Raw wounds. (“Putrifying sores” in KJV). Not very nice.
But sixty five chapters later, the concluding bookend: a picture of Jerusalem restored. Instead of a people with oozing lesions, we see a city sending preachers to the people-groups of the world. God declares: “I will send survivors to the nations… [nations] that have not heard [of] my fame or seen my glory. And they [the survivors] shall declare my glory among the nations” (66:19 ESV).
From people with raw wounds to a mighty army on mission: the contrast could not be more dramatic. And that is God’s promise.

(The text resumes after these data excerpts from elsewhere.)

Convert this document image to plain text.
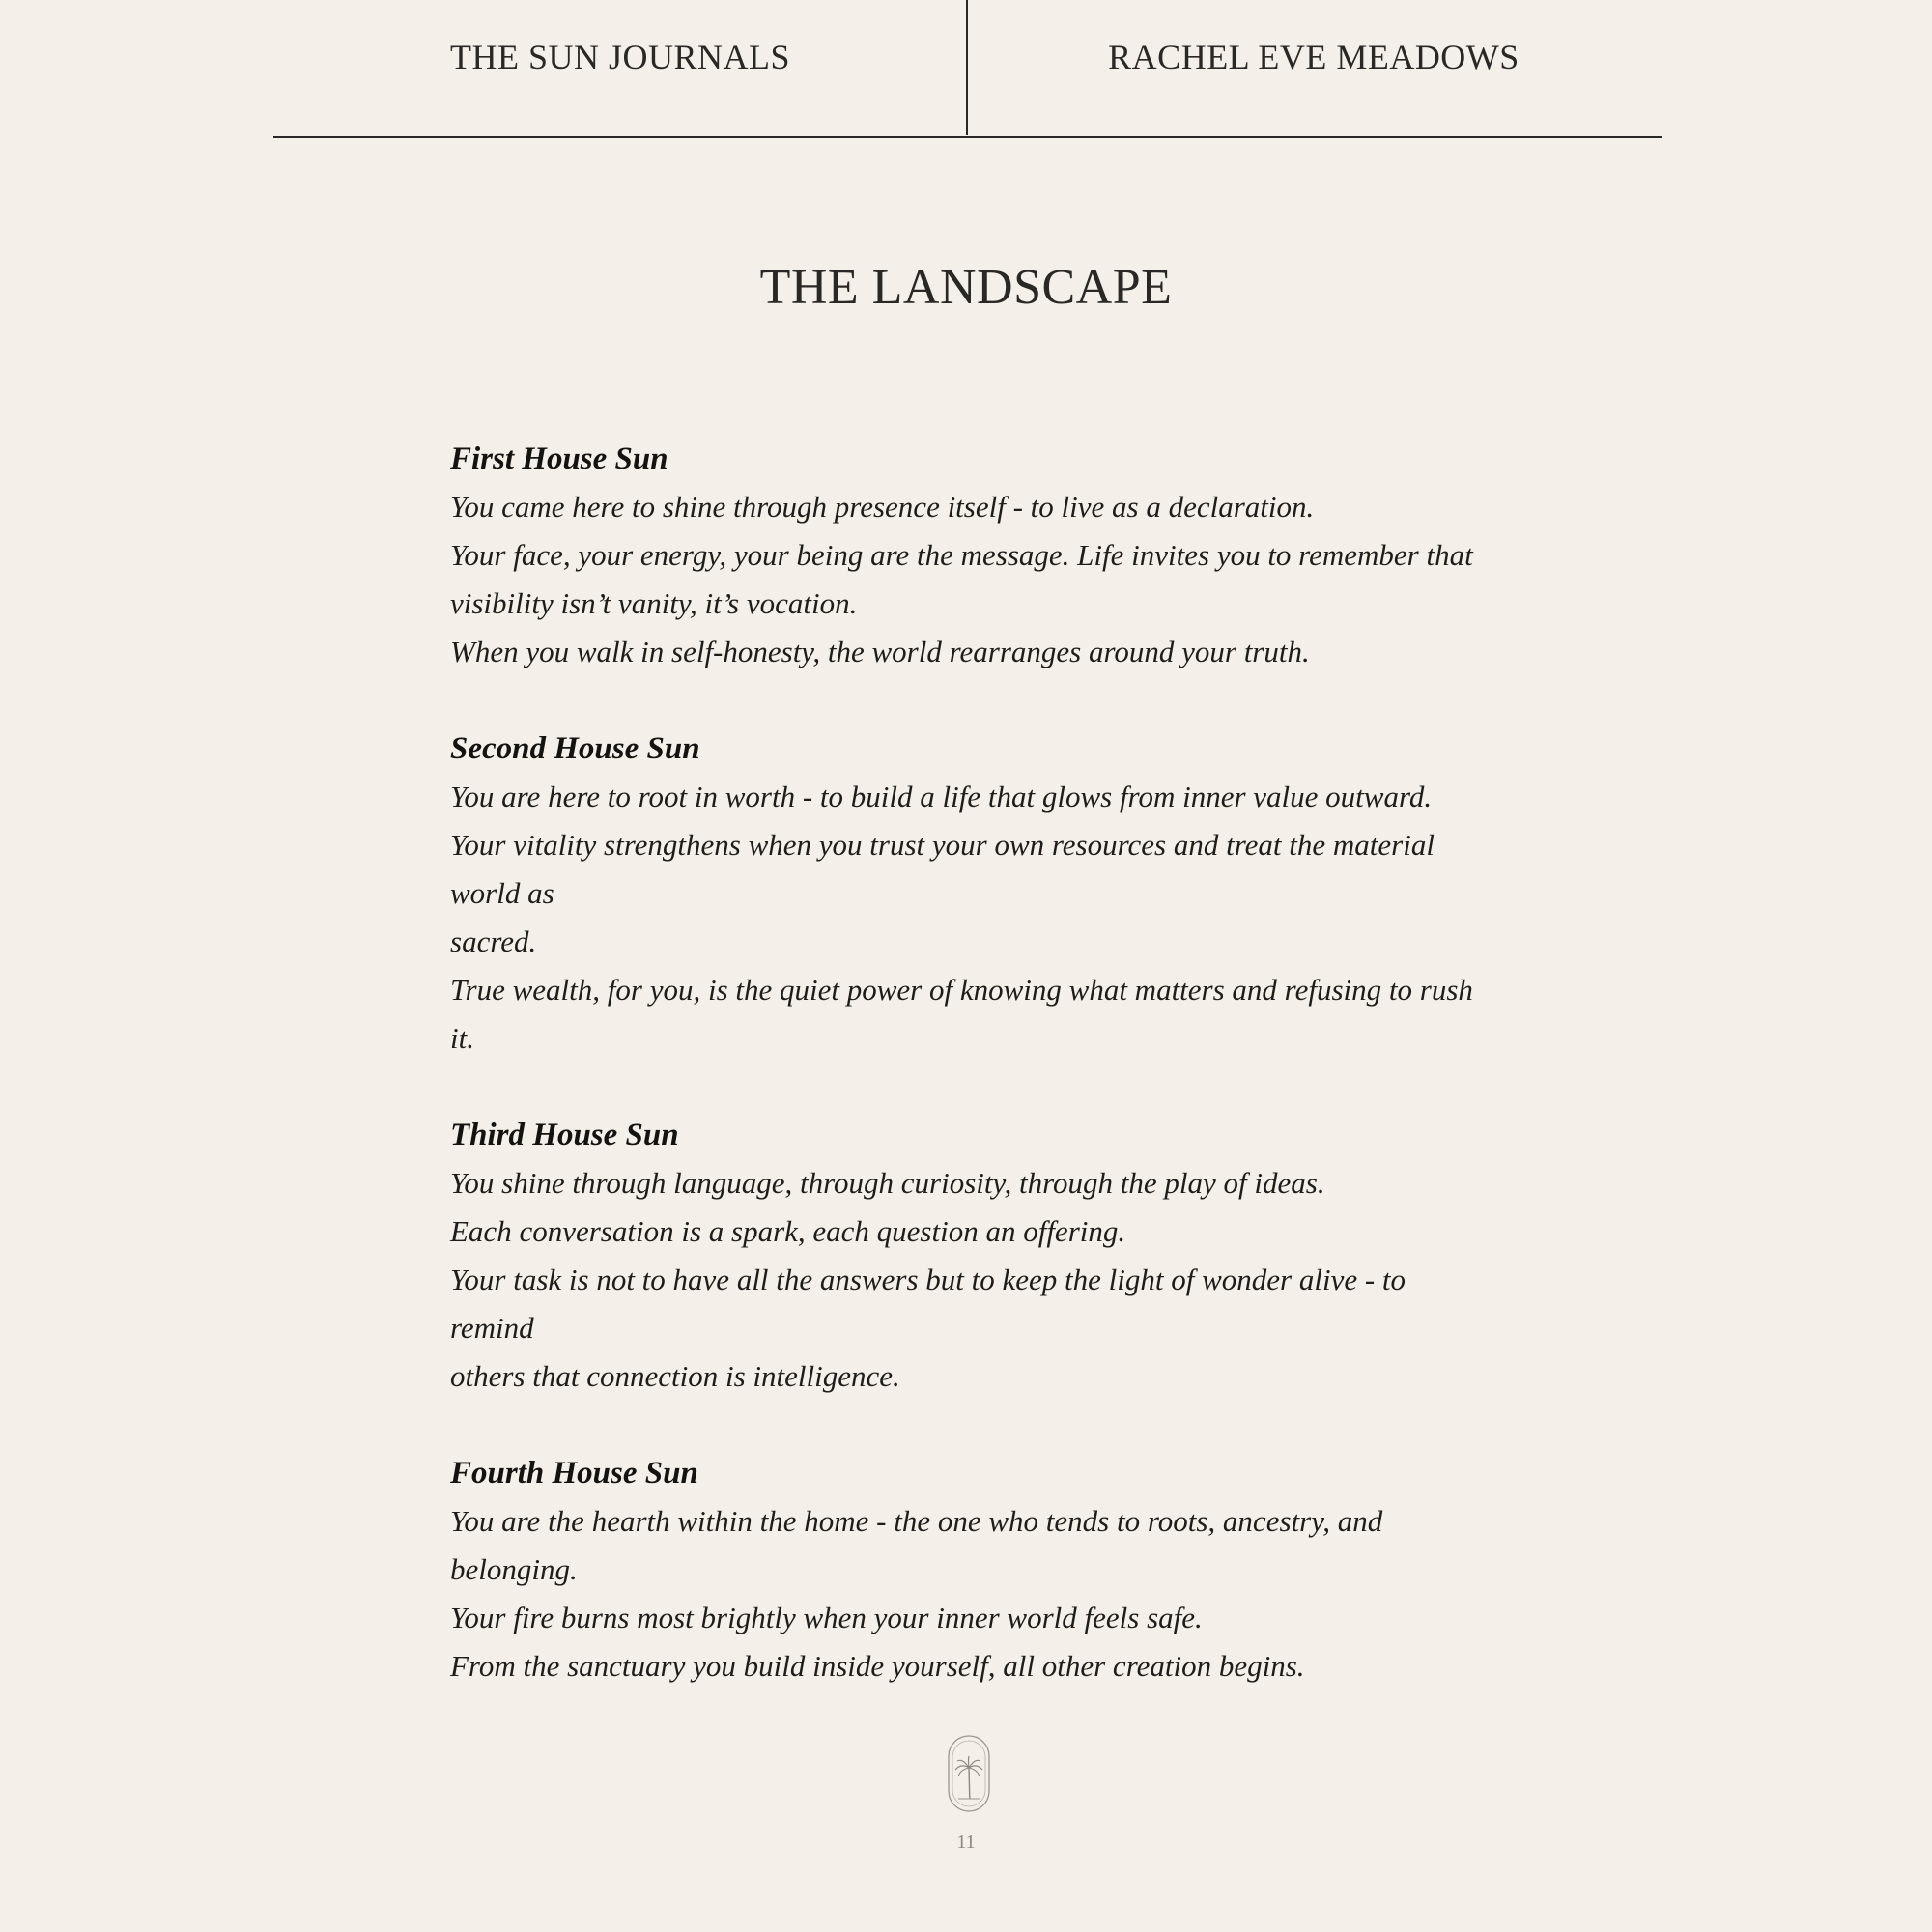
THE SUN JOURNALS	RACHEL EVE MEADOWS
THE LANDSCAPE
First House Sun
You came here to shine through presence itself - to live as a declaration.
Your face, your energy, your being are the message. Life invites you to remember that
visibility isn’t vanity, it’s vocation.
When you walk in self-honesty, the world rearranges around your truth.
Second House Sun
You are here to root in worth - to build a life that glows from inner value outward.
Your vitality strengthens when you trust your own resources and treat the material world as
sacred.
True wealth, for you, is the quiet power of knowing what matters and refusing to rush it.
Third House Sun
You shine through language, through curiosity, through the play of ideas.
Each conversation is a spark, each question an offering.
Your task is not to have all the answers but to keep the light of wonder alive - to remind
others that connection is intelligence.
Fourth House Sun
You are the hearth within the home - the one who tends to roots, ancestry, and belonging.
Your fire burns most brightly when your inner world feels safe.
From the sanctuary you build inside yourself, all other creation begins.
11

I just said this army would be mighty. That is true, but it will be might in the midst of weakness. Whom does God say he will send? “Survivors.” Survivors from sin-sickness (chapter 1). Survivors from exile (chapter 40). And today: Survivors from damaged childhoods. From marriage bust-ups and church splits and porn addictions and seasons in the younger son’s “distant country” (Luke 15:13). Survivors from calamity – like St Paul’s famous shipwreck in Acts 27.
Survivors: Not people who are sheltered, safe and able-bodied, who effortlessly take life in stride. They’re people with baggage: “conflicts on the outside, [and] fears within” (2 Cor 7:5 NIV). And God – just because he is God – sends them anyway. And they go. And they declare his glory.
So, back to the bookends. If your raw wounds feel all-too recent, or if you’re still traumatized by a shipwreck (maybe you feel you caused it yourself?), then hold on to the God of Isaiah. Remember what he says in chapter 66. Remember his promise to the nations.
And remember whom he says he will send.